Response times were excluded from the analysis if the participant responded incorrectly or if the trial timed out (cutoff at 2,000 ms). The mean of the accuracy for all subjects (excluding practice) was 96.1%, with a range from 84.3% to 98.8%.

In the visual search task that we used, for both target-present and target-absent trials, response times are expected to increase monotonically as more items are presented on the display (increasing set size; Shen & Reingold, 2001; Wang, Cavanagh, & Green, 1994). This linear trend, the search function, can be parameterized as the estimated increase in response time for each additional item shown on the display (the linear trend’s slope), added to a baseline response time (intercept). For each participant, we estimated the search functions separately for target-present and target-absent trials, and separately for trials presented via PTB and JavaScript. Our primary goal was to estimate the effect of software on the search function parameters as well as the effect of software on the variability of the estimates of the search function parameters.

Bayesian data analysis

We used Bayesian data analysis for all of our analyses. There are numerous reasons to prefer Bayesian data analysis techniques to null hypothesis significance testing (Kruschke, 2011). Our primary motivation in the context of this experiment was to have richer information about the effect of software on the response time distributions. For example, with Bayesian techniques we could determine a distribution of credible values that described the difference in mean response times between the two software packages, giving us an estimate of the magnitude of the difference and the uncertainty of this estimate, rather than relying on a p value to indicate whether a particular observed difference was likely to have occurred by chance. This estimate is often summarized by the 95% highest density interval (HDI), which is the range of values of a parameter that contains 95% of the distribution, with all values inside the HDI being more probable than all values outside the HDI. The 95% HDI tells us what parameter values are most likely, given the model and the observed data.

We built a hierarchical model to describe the parameters of interest in the data.
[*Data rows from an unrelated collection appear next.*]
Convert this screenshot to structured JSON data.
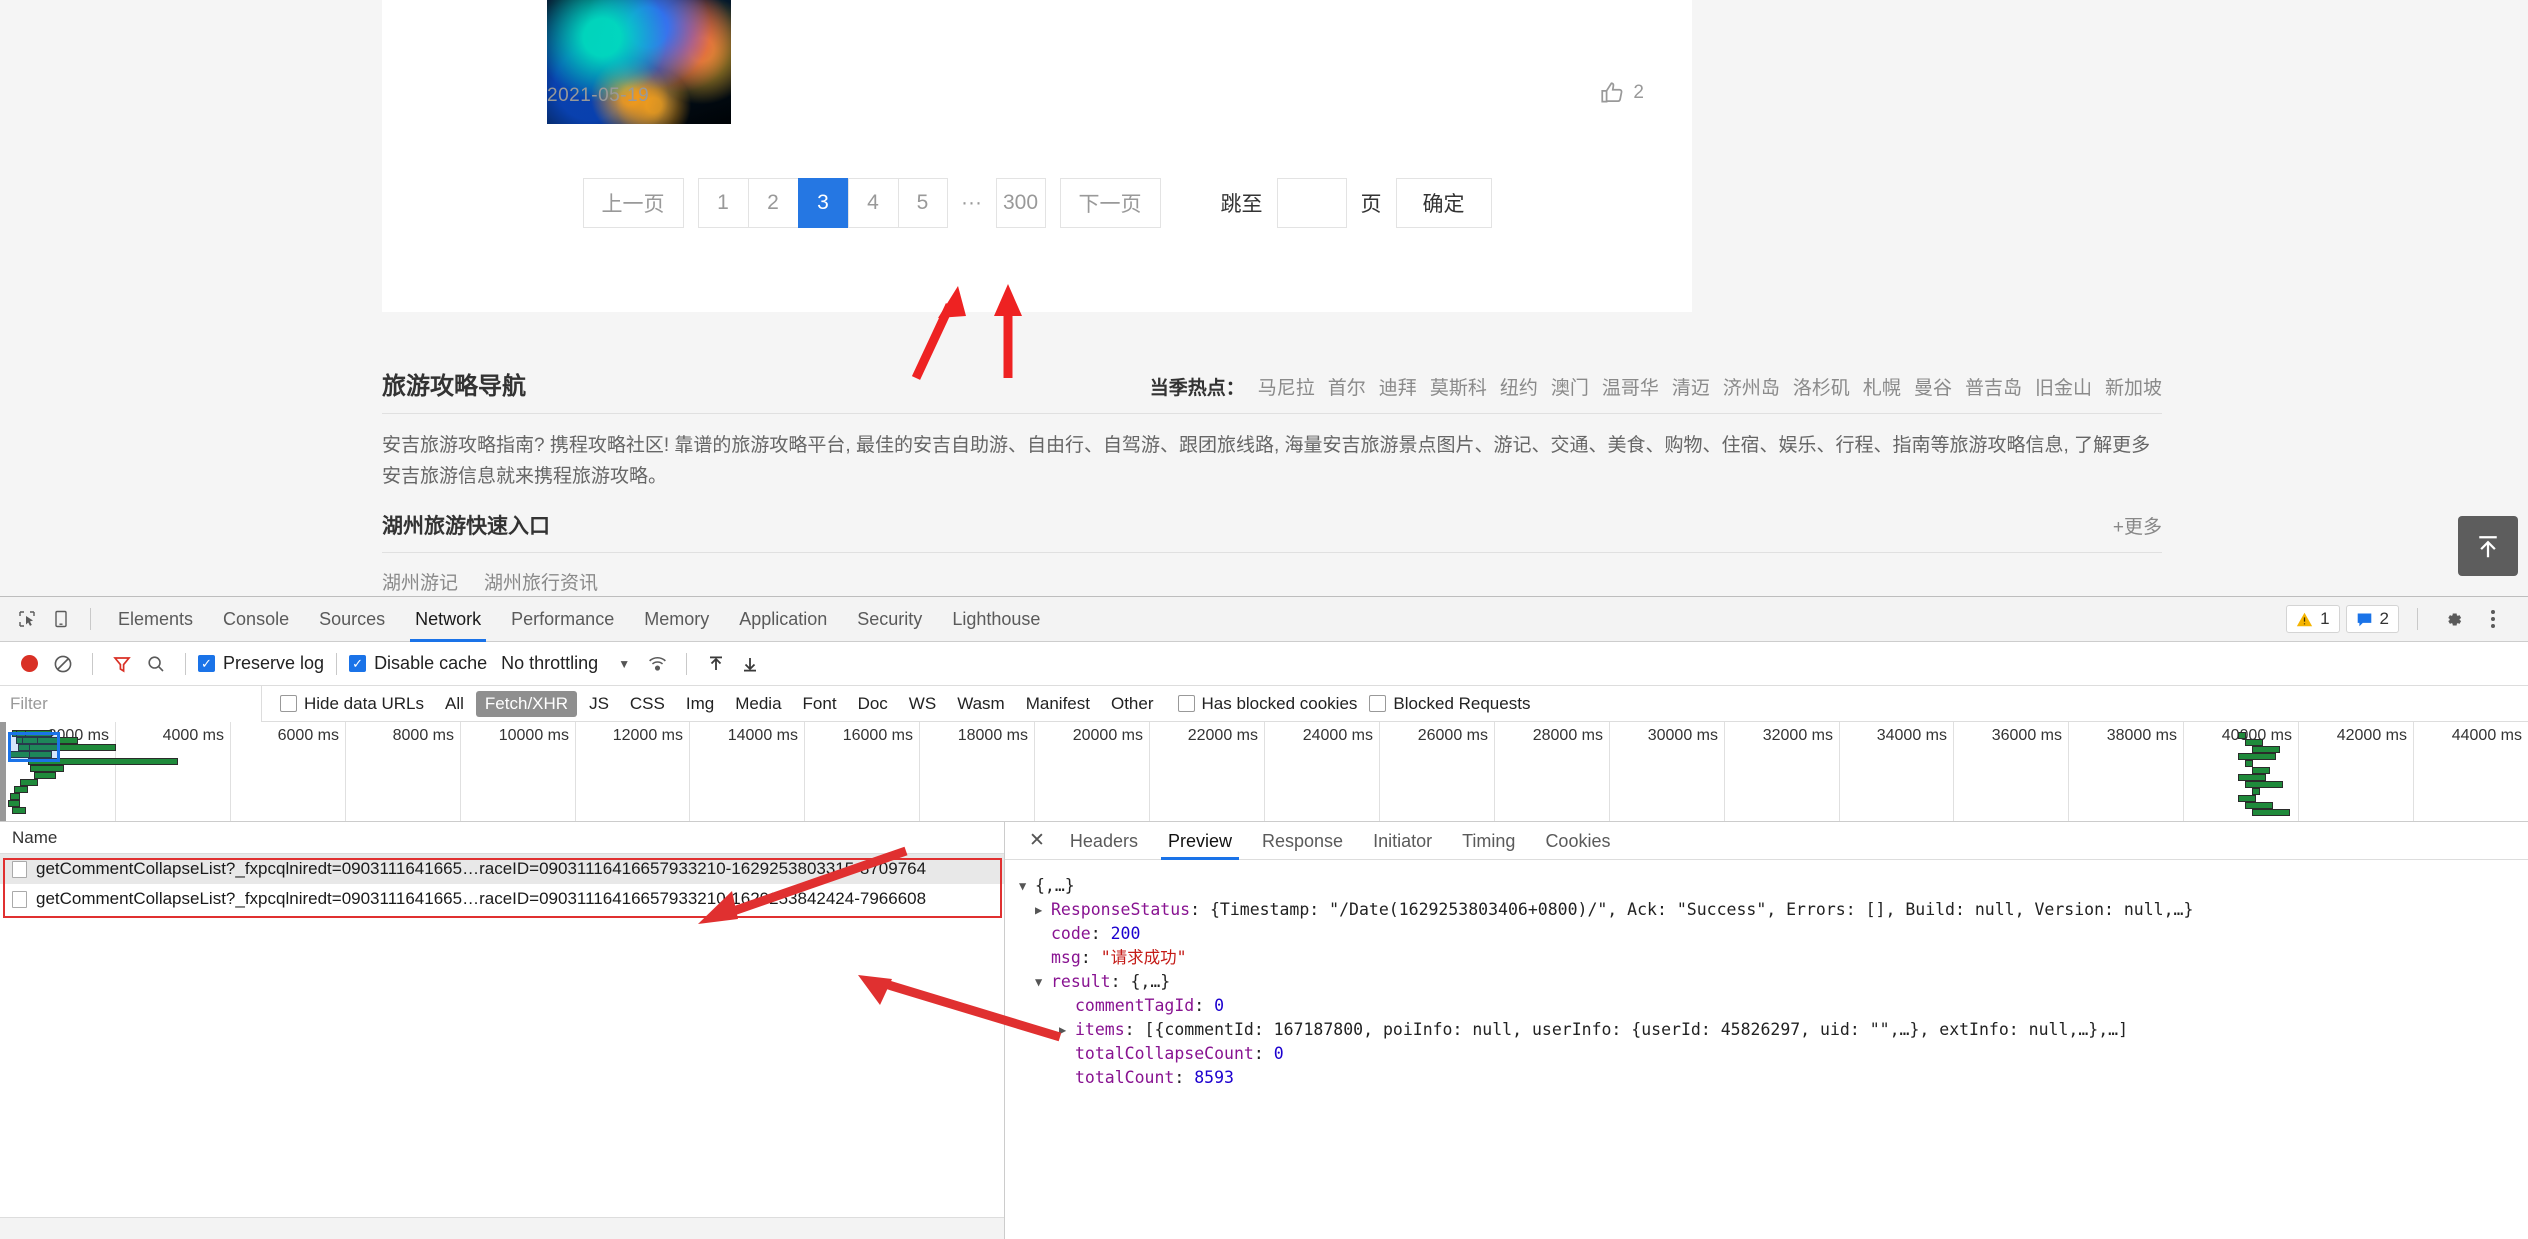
{
  "page": {
    "post_date": "2021-05-19",
    "like_count": "2",
    "pagination": {
      "prev_label": "上一页",
      "pages": [
        "1",
        "2",
        "3",
        "4",
        "5"
      ],
      "active_page": "3",
      "ellipsis": "···",
      "last_page": "300",
      "next_label": "下一页",
      "jump_label": "跳至",
      "jump_value": "",
      "jump_placeholder": "",
      "page_unit": "页",
      "confirm_label": "确定"
    },
    "guide": {
      "title": "旅游攻略导航",
      "hot_label": "当季热点：",
      "hot_cities": [
        "马尼拉",
        "首尔",
        "迪拜",
        "莫斯科",
        "纽约",
        "澳门",
        "温哥华",
        "清迈",
        "济州岛",
        "洛杉矶",
        "札幌",
        "曼谷",
        "普吉岛",
        "旧金山",
        "新加坡"
      ],
      "description": "安吉旅游攻略指南? 携程攻略社区! 靠谱的旅游攻略平台, 最佳的安吉自助游、自由行、自驾游、跟团旅线路, 海量安吉旅游景点图片、游记、交通、美食、购物、住宿、娱乐、行程、指南等旅游攻略信息, 了解更多安吉旅游信息就来携程旅游攻略。"
    },
    "quick": {
      "title": "湖州旅游快速入口",
      "more_label": "+更多",
      "links": [
        "湖州游记",
        "湖州旅行资讯"
      ]
    },
    "backtop_icon": "scroll-to-top-icon"
  },
  "devtools": {
    "tabs": [
      "Elements",
      "Console",
      "Sources",
      "Network",
      "Performance",
      "Memory",
      "Application",
      "Security",
      "Lighthouse"
    ],
    "active_tab": "Network",
    "inspect_icon": "inspect-element-icon",
    "device_icon": "device-toolbar-icon",
    "warning_count": "1",
    "message_count": "2",
    "settings_icon": "gear-icon",
    "more_icon": "kebab-menu-icon",
    "network_bar": {
      "record_icon": "record-icon",
      "clear_icon": "clear-icon",
      "filter_icon": "filter-icon",
      "search_icon": "search-icon",
      "preserve_log_label": "Preserve log",
      "preserve_log_checked": true,
      "disable_cache_label": "Disable cache",
      "disable_cache_checked": true,
      "throttling_value": "No throttling",
      "wifi_icon": "network-conditions-icon",
      "import_icon": "import-har-icon",
      "export_icon": "export-har-icon"
    },
    "filter_bar": {
      "filter_placeholder": "Filter",
      "filter_value": "",
      "hide_data_urls_label": "Hide data URLs",
      "types": [
        "All",
        "Fetch/XHR",
        "JS",
        "CSS",
        "Img",
        "Media",
        "Font",
        "Doc",
        "WS",
        "Wasm",
        "Manifest",
        "Other"
      ],
      "active_type": "Fetch/XHR",
      "has_blocked_cookies_label": "Has blocked cookies",
      "blocked_requests_label": "Blocked Requests"
    },
    "timeline": {
      "ticks": [
        "2000 ms",
        "4000 ms",
        "6000 ms",
        "8000 ms",
        "10000 ms",
        "12000 ms",
        "14000 ms",
        "16000 ms",
        "18000 ms",
        "20000 ms",
        "22000 ms",
        "24000 ms",
        "26000 ms",
        "28000 ms",
        "30000 ms",
        "32000 ms",
        "34000 ms",
        "36000 ms",
        "38000 ms",
        "40000 ms",
        "42000 ms",
        "44000 ms"
      ]
    },
    "requests": {
      "column_name": "Name",
      "rows": [
        {
          "name": "getCommentCollapseList?_fxpcqlniredt=0903111641665…raceID=09031116416657933210-1629253803315-8709764",
          "selected": true
        },
        {
          "name": "getCommentCollapseList?_fxpcqlniredt=0903111641665…raceID=09031116416657933210-1629253842424-7966608",
          "selected": false
        }
      ]
    },
    "detail": {
      "close_icon": "close-icon",
      "tabs": [
        "Headers",
        "Preview",
        "Response",
        "Initiator",
        "Timing",
        "Cookies"
      ],
      "active_tab": "Preview",
      "json": {
        "root": "{,…}",
        "response_status_key": "ResponseStatus",
        "response_status_value": "{Timestamp: \"/Date(1629253803406+0800)/\", Ack: \"Success\", Errors: [], Build: null, Version: null,…}",
        "code_key": "code",
        "code_value": "200",
        "msg_key": "msg",
        "msg_value": "\"请求成功\"",
        "result_key": "result",
        "result_value": "{,…}",
        "comment_tag_id_key": "commentTagId",
        "comment_tag_id_value": "0",
        "items_key": "items",
        "items_value": "[{commentId: 167187800, poiInfo: null, userInfo: {userId: 45826297, uid: \"\",…}, extInfo: null,…},…]",
        "total_collapse_key": "totalCollapseCount",
        "total_collapse_value": "0",
        "total_count_key": "totalCount",
        "total_count_value": "8593"
      }
    }
  }
}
The full model specification is presented in the “Appendix”. Conceptually, the model performed a linear regression for each subject, estimating the search function parameters (intercept and slope) in each of the four within-subjects conditions (2 software packages × 2 trial types: target present or absent), while simultaneously estimating the group-level distribution for each of the subject-level parameters. This technique has the desirable property of introducing shrinkage into the estimates of the individual subjects’ parameters, allowing the parameter estimates for individual subjects to mutually inform each other. This is helpful for dealing with noisy data, because it moves outliers toward the group mean (Kruschke, 2011). The parameters of interest for us were the group-level estimates. These describe the overall effects of the software environment across all subjects.

To estimate the parameters of the model, we used Just Another Gibbs Sampler (JAGS; Plummer, 2003) and the runjags R package (Denwood, 2014) for Markov-chain Monte Carlo (MCMC) sampling. The sample consisted of three independent chains, each sampled for 20,000 iterations after an adaptation period of 1,000 iterations and a burn-in period of 4,000 iterations. We assessed the convergence of the chains for each parameter of interest via the Gelman–Rubin test (Gelman & Rubin, 1992). The R values were less than 1.025 for all parameters. The full model specification, in JAGS format, and the complete MCMC sample, in .Rdata format, are available online at http://hdl.handle.net/2022/19253.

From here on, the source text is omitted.